“I wanted to present my son to you before we sat down to table,” said she; “a big son! a tremendous boy! a nice son!”

And in time to these words she began to sway him toward Pan Yamish. Pan Yamish touched Stas’s face with his fingers, whereupon the “nice son” first made a grimace, then smiled, and all at once gave out a sound which might have a certain exceptionally important meaning for investigators of “esoteric speech;” but for an ordinary ear it recalled wonderfully the cry of a magpie or a parrot.

Meanwhile Gantovski came, and having hung up his overcoat on a peg in the entrance, he was looking in it for a handkerchief, when, by a strange chance, Rozulka, young Stas’s nurse, found herself also in the entrance, and approaching Gantovski, embraced his knees, and then kissed his hands.

“Oh! how art thou, how art thou? What wilt thou say?” asked the heir of Yalbrykov.

“Nothing! I only wished to make obeisance,” said Rozulka, submissively.

Gantovski bent a little to one side, and began to search for something with his fingers in his breast pocket; but evidently she had come only to bow to the heir, for, without waiting for a gift, she kissed his hand again, and walked away quietly to the nursery.

Gantovski went with a heavy face to the rest of the company, muttering to himself in bass,—

“Um-dree-dree! Um-dree-dree! Um-dramta-ta!”

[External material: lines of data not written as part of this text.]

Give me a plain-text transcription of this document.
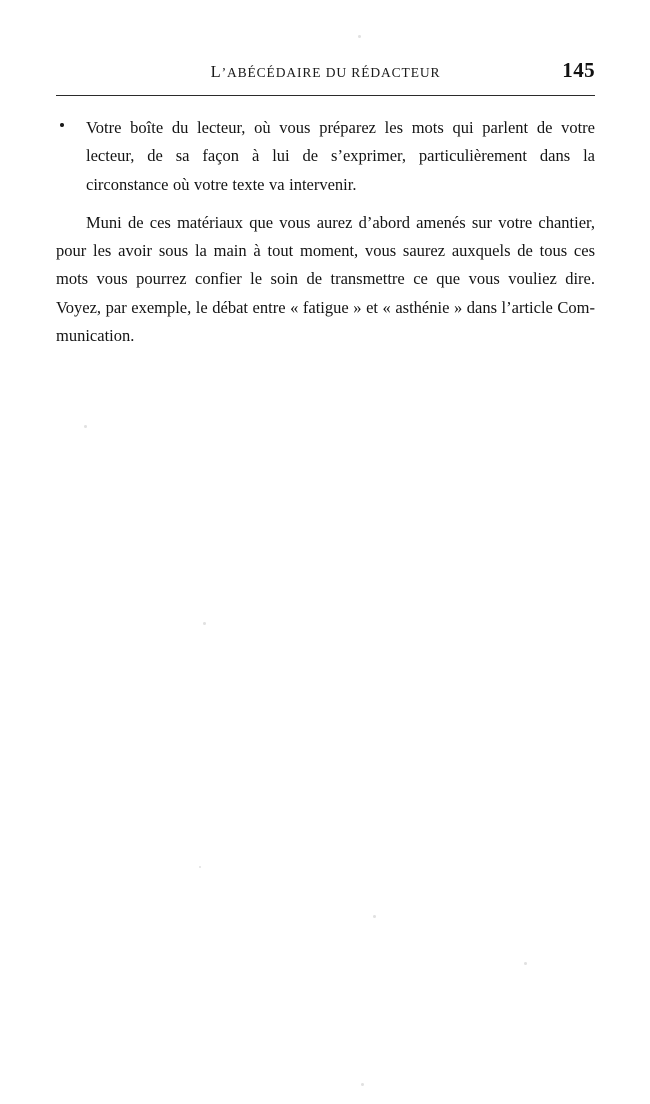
L’ABÉCÉDAIRE DU RÉDACTEUR	145
Votre boîte du lecteur, où vous préparez les mots qui parlent de votre lecteur, de sa façon à lui de s’exprimer, particulièrement dans la circonstance où votre texte va intervenir.

Muni de ces matériaux que vous aurez d’abord amenés sur votre chantier, pour les avoir sous la main à tout moment, vous saurez auxquels de tous ces mots vous pourrez confier le soin de transmettre ce que vous vouliez dire. Voyez, par exemple, le débat entre « fatigue » et « asthénie » dans l’article Communication.
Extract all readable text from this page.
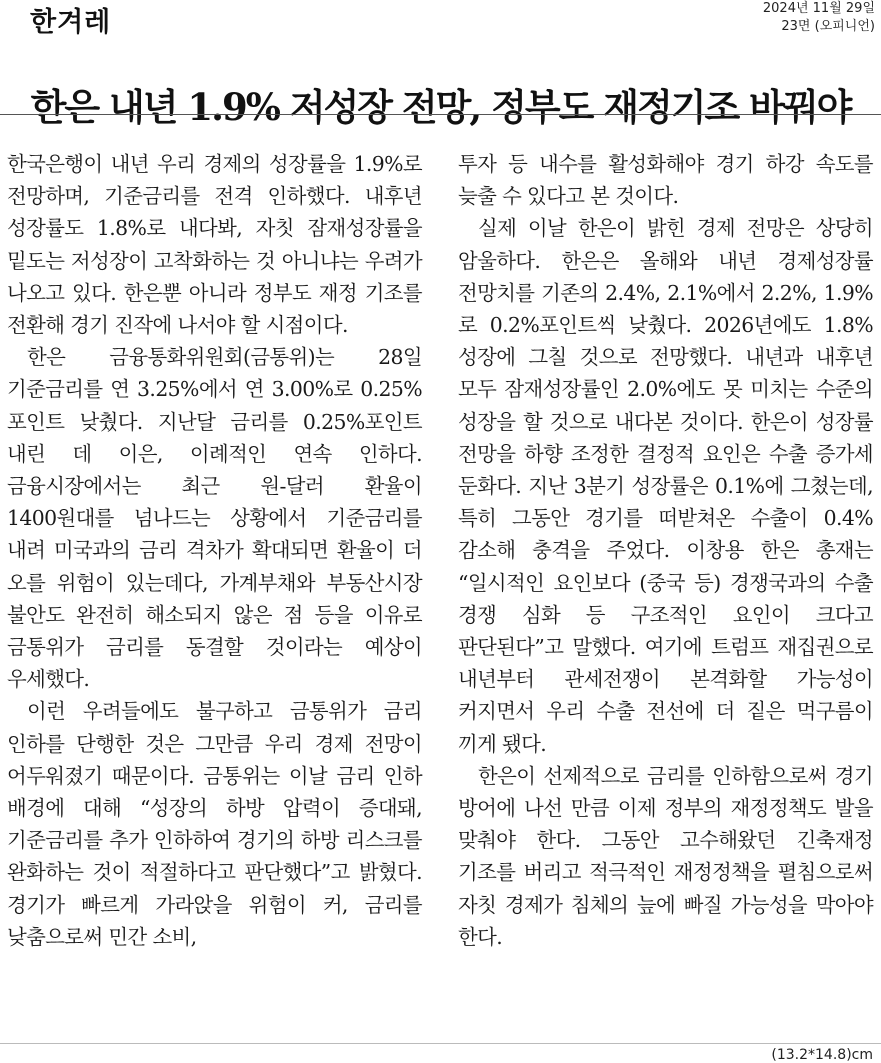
한겨레	2024년 11월 29일
23면 (오피니언)
한은 내년 1.9% 저성장 전망, 정부도 재정기조 바꿔야

한국은행이 내년 우리 경제의 성장률을 1.9%로 전망하며, 기준금리를 전격 인하했다. 내후년 성장률도 1.8%로 내다봐, 자칫 잠재성장률을 밑도는 저성장이 고착화하는 것 아니냐는 우려가 나오고 있다. 한은뿐 아니라 정부도 재정 기조를 전환해 경기 진작에 나서야 할 시점이다.

한은 금융통화위원회(금통위)는 28일 기준금리를 연 3.25%에서 연 3.00%로 0.25%포인트 낮췄다. 지난달 금리를 0.25%포인트 내린 데 이은, 이례적인 연속 인하다. 금융시장에서는 최근 원-달러 환율이 1400원대를 넘나드는 상황에서 기준금리를 내려 미국과의 금리 격차가 확대되면 환율이 더 오를 위험이 있는데다, 가계부채와 부동산시장 불안도 완전히 해소되지 않은 점 등을 이유로 금통위가 금리를 동결할 것이라는 예상이 우세했다.

이런 우려들에도 불구하고 금통위가 금리 인하를 단행한 것은 그만큼 우리 경제 전망이 어두워졌기 때문이다. 금통위는 이날 금리 인하 배경에 대해 “성장의 하방 압력이 증대돼, 기준금리를 추가 인하하여 경기의 하방 리스크를 완화하는 것이 적절하다고 판단했다”고 밝혔다. 경기가 빠르게 가라앉을 위험이 커, 금리를 낮춤으로써 민간 소비,

투자 등 내수를 활성화해야 경기 하강 속도를 늦출 수 있다고 본 것이다.

실제 이날 한은이 밝힌 경제 전망은 상당히 암울하다. 한은은 올해와 내년 경제성장률 전망치를 기존의 2.4%, 2.1%에서 2.2%, 1.9%로 0.2%포인트씩 낮췄다. 2026년에도 1.8% 성장에 그칠 것으로 전망했다. 내년과 내후년 모두 잠재성장률인 2.0%에도 못 미치는 수준의 성장을 할 것으로 내다본 것이다. 한은이 성장률 전망을 하향 조정한 결정적 요인은 수출 증가세 둔화다. 지난 3분기 성장률은 0.1%에 그쳤는데, 특히 그동안 경기를 떠받쳐온 수출이 0.4% 감소해 충격을 주었다. 이창용 한은 총재는 “일시적인 요인보다 (중국 등) 경쟁국과의 수출 경쟁 심화 등 구조적인 요인이 크다고 판단된다”고 말했다. 여기에 트럼프 재집권으로 내년부터 관세전쟁이 본격화할 가능성이 커지면서 우리 수출 전선에 더 짙은 먹구름이 끼게 됐다.

한은이 선제적으로 금리를 인하함으로써 경기 방어에 나선 만큼 이제 정부의 재정정책도 발을 맞춰야 한다. 그동안 고수해왔던 긴축재정 기조를 버리고 적극적인 재정정책을 펼침으로써 자칫 경제가 침체의 늪에 빠질 가능성을 막아야 한다.

(13.2*14.8)cm
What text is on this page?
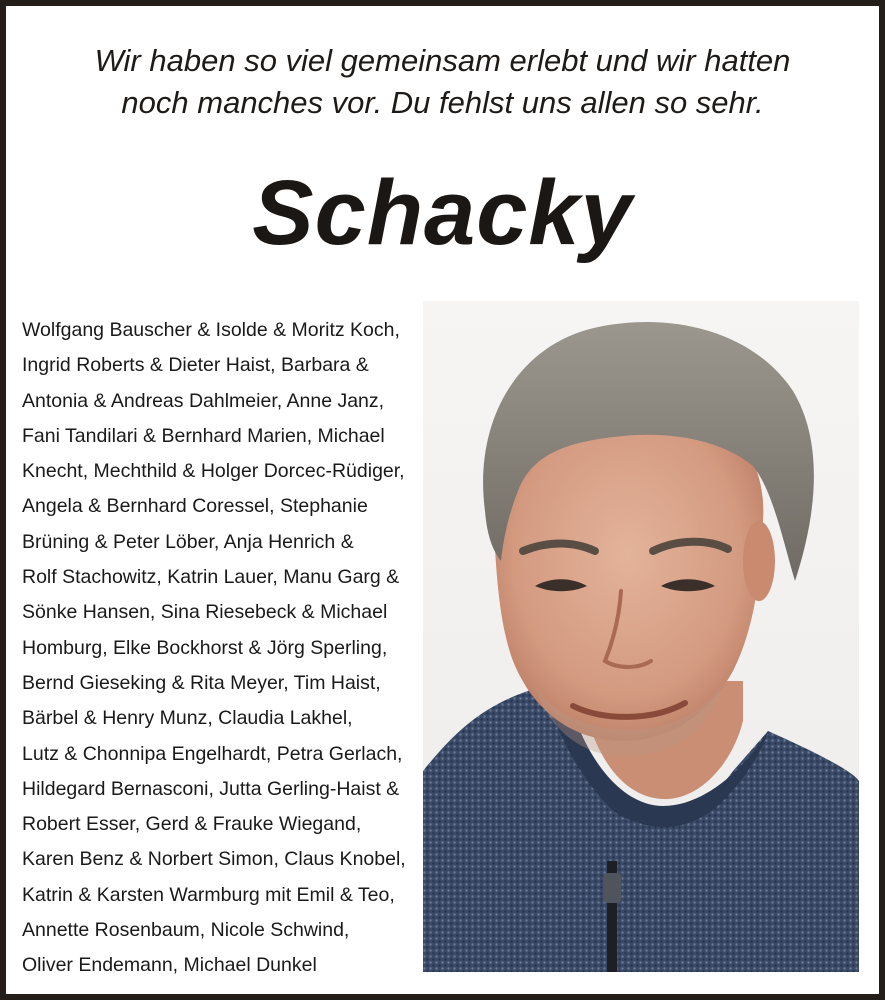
Wir haben so viel gemeinsam erlebt und wir hatten
noch manches vor. Du fehlst uns allen so sehr.
Schacky
Wolfgang Bauscher & Isolde & Moritz Koch,
Ingrid Roberts & Dieter Haist, Barbara &
Antonia & Andreas Dahlmeier, Anne Janz,
Fani Tandilari & Bernhard Marien, Michael
Knecht, Mechthild & Holger Dorcec-Rüdiger,
Angela & Bernhard Coressel, Stephanie
Brüning & Peter Löber, Anja Henrich &
Rolf Stachowitz, Katrin Lauer, Manu Garg &
Sönke Hansen, Sina Riesebeck & Michael
Homburg, Elke Bockhorst & Jörg Sperling,
Bernd Gieseking & Rita Meyer, Tim Haist,
Bärbel & Henry Munz, Claudia Lakhel,
Lutz & Chonnipa Engelhardt, Petra Gerlach,
Hildegard Bernasconi, Jutta Gerling-Haist &
Robert Esser, Gerd & Frauke Wiegand,
Karen Benz & Norbert Simon, Claus Knobel,
Katrin & Karsten Warmburg mit Emil & Teo,
Annette Rosenbaum, Nicole Schwind,
Oliver Endemann, Michael Dunkel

Then all sat down at the table, and a conversation began about the return of the Polanyetskis to the country. Pan Yamish, who, of himself, was an intelligent man, and, as a councillor, must be wise by virtue of his office, and eloquent, turned to Pan Stanislav, and said,—

“You come to the country without a knowledge of agriculture, but with that which is lacking mainly to the bulk of our country residents,—a knowledge of administration, and capital. Hence, I trust, and I am sure, that you will not come out badly in Kremen. Your return is for me a great joy, not only with reference to you and my beloved pupil, but because it is also a proof of what I say always, and assert, that the majority of us old people must leave the land; but our sons, and if not our sons, our grandsons, will come back; and will come back stronger, better trained in the struggle of life, with calculation in their heads, and with the traditions of work. Do you remember what I told you once,—that land attracts, and that it is genuine wealth? You contradicted me, then, but to-day—see, you are the owner of Kremen.”